PKS Cabut Anjuran Poligami, PSI: Itulah Nasib Syariah Kalau Dipolitisasi
RIAUMANDIRI.CO - Aktivis Jaringan Islam Liberal sekaligus politis PSI, Mohammad Guntur Romli mengomentari dicabutnya anjuran poligami oleh PKS yang hanya berselang sehari.
Menurutnya, hukum syariah menjadi buruk di mata masyarakat apabila dipolitisasi.
"Saat menerbitkan anjuran poligami, PKS berlindung di balik syariah, gak sampe sehari, mereka mencabutnya," ujarnya melalui akun Twitter pribadinya, Jumat (1/10/2021) pagi.
"Banyak yg bertanya2: kok syariah umurnya cuma sehari? kok syariah bisa dicabut?
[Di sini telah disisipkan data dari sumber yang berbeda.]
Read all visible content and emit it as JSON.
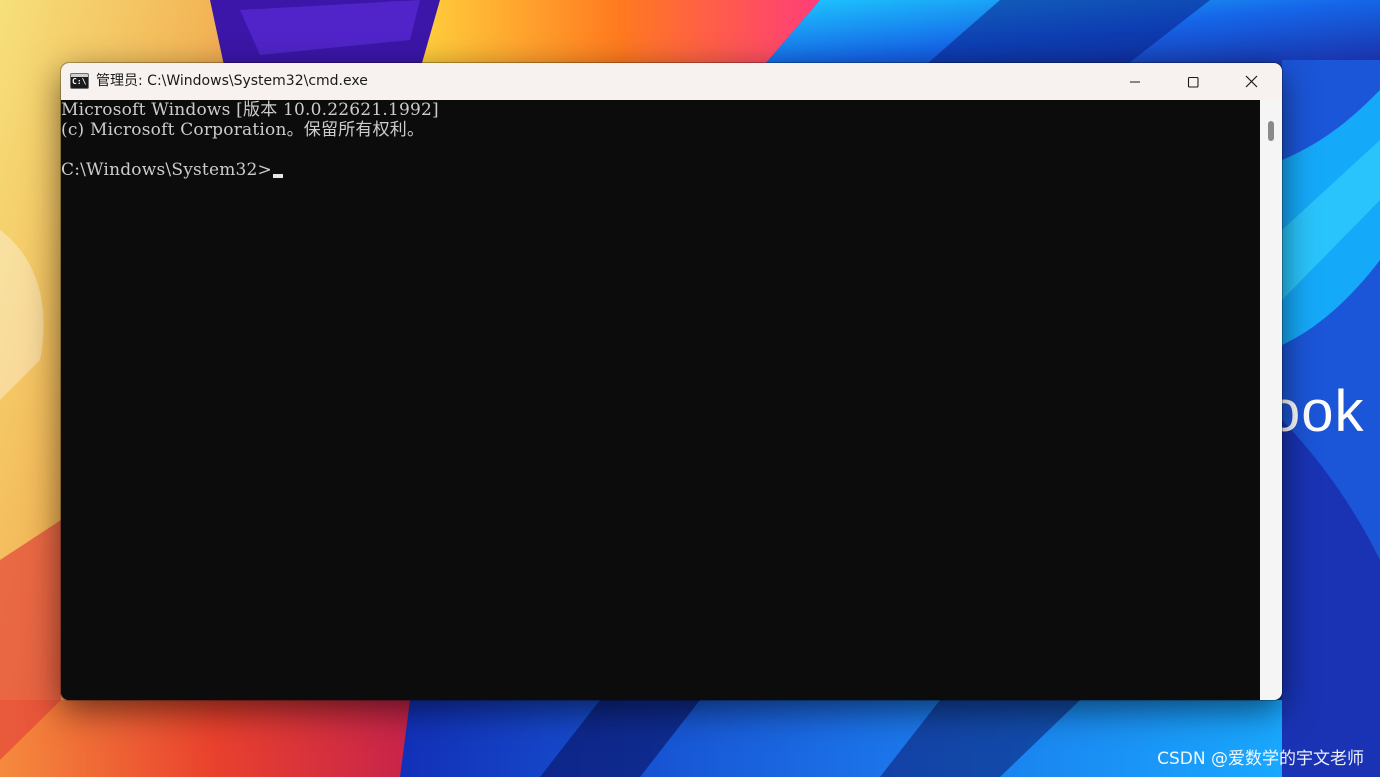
{
  "window": {
    "title": "管理员: C:\\Windows\\System32\\cmd.exe",
    "app_icon": "cmd-console-icon",
    "app_icon_glyph": "C:\\.",
    "buttons": {
      "minimize": "minimize-icon",
      "maximize": "maximize-icon",
      "close": "close-icon"
    }
  },
  "console": {
    "lines": [
      "Microsoft Windows [版本 10.0.22621.1992]",
      "(c) Microsoft Corporation。保留所有权利。",
      "",
      "C:\\Windows\\System32>"
    ],
    "foreground": "#cccccc",
    "background": "#0c0c0c"
  },
  "desktop": {
    "wallpaper_text": "ook",
    "watermark": "CSDN @爱数学的宇文老师"
  }
}
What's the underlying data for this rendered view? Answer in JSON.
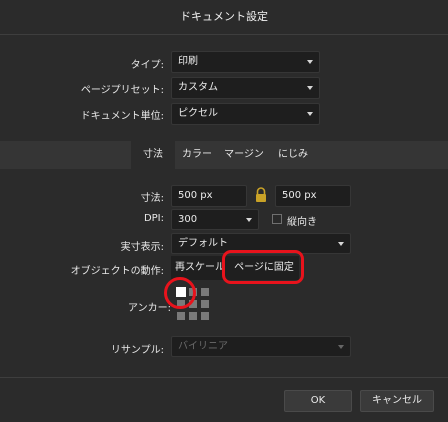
{
  "dialog": {
    "title": "ドキュメント設定"
  },
  "document": {
    "type_label": "タイプ:",
    "type_value": "印刷",
    "preset_label": "ページプリセット:",
    "preset_value": "カスタム",
    "units_label": "ドキュメント単位:",
    "units_value": "ピクセル"
  },
  "tabs": [
    {
      "label": "寸法",
      "active": true
    },
    {
      "label": "カラー",
      "active": false
    },
    {
      "label": "マージン",
      "active": false
    },
    {
      "label": "にじみ",
      "active": false
    }
  ],
  "dimensions": {
    "size_label": "寸法:",
    "width_value": "500 px",
    "height_value": "500 px",
    "dpi_label": "DPI:",
    "dpi_value": "300",
    "landscape_label": "縦向き",
    "landscape_checked": false,
    "actual_size_label": "実寸表示:",
    "actual_size_value": "デフォルト",
    "object_action_label": "オブジェクトの動作:",
    "rescale_label": "再スケール",
    "anchor_to_page_label": "ページに固定",
    "anchor_label": "アンカー:",
    "resample_label": "リサンプル:",
    "resample_value": "バイリニア"
  },
  "footer": {
    "ok_label": "OK",
    "cancel_label": "キャンセル"
  },
  "colors": {
    "background": "#2b2b2b",
    "field": "#1e1e1e",
    "highlight": "#e8131c",
    "lock": "#c9a227"
  }
}
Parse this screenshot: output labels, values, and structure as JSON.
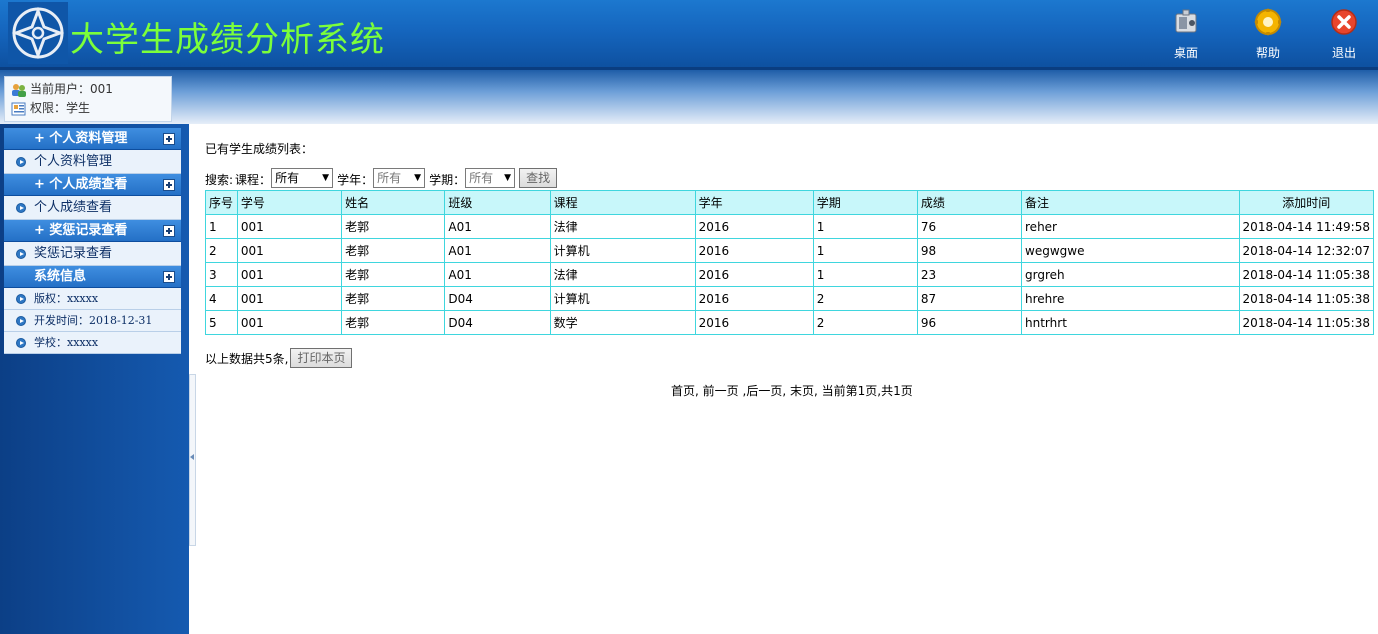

Begitulah nasib syariah klau dipolitisasi. Malah kecipratan citra buruk," tambahnya.
Dilansir dari CNN Indonesia, Ketua Dewan Syariah Pusat (DSP) Partai Keadilan Sosial (PKS), Surahman Hidayat mengatakan pihaknya telah mencabut aturan Partai yang mempersilakan kadernya melakukan poligami bagi kader-kader yang mampu.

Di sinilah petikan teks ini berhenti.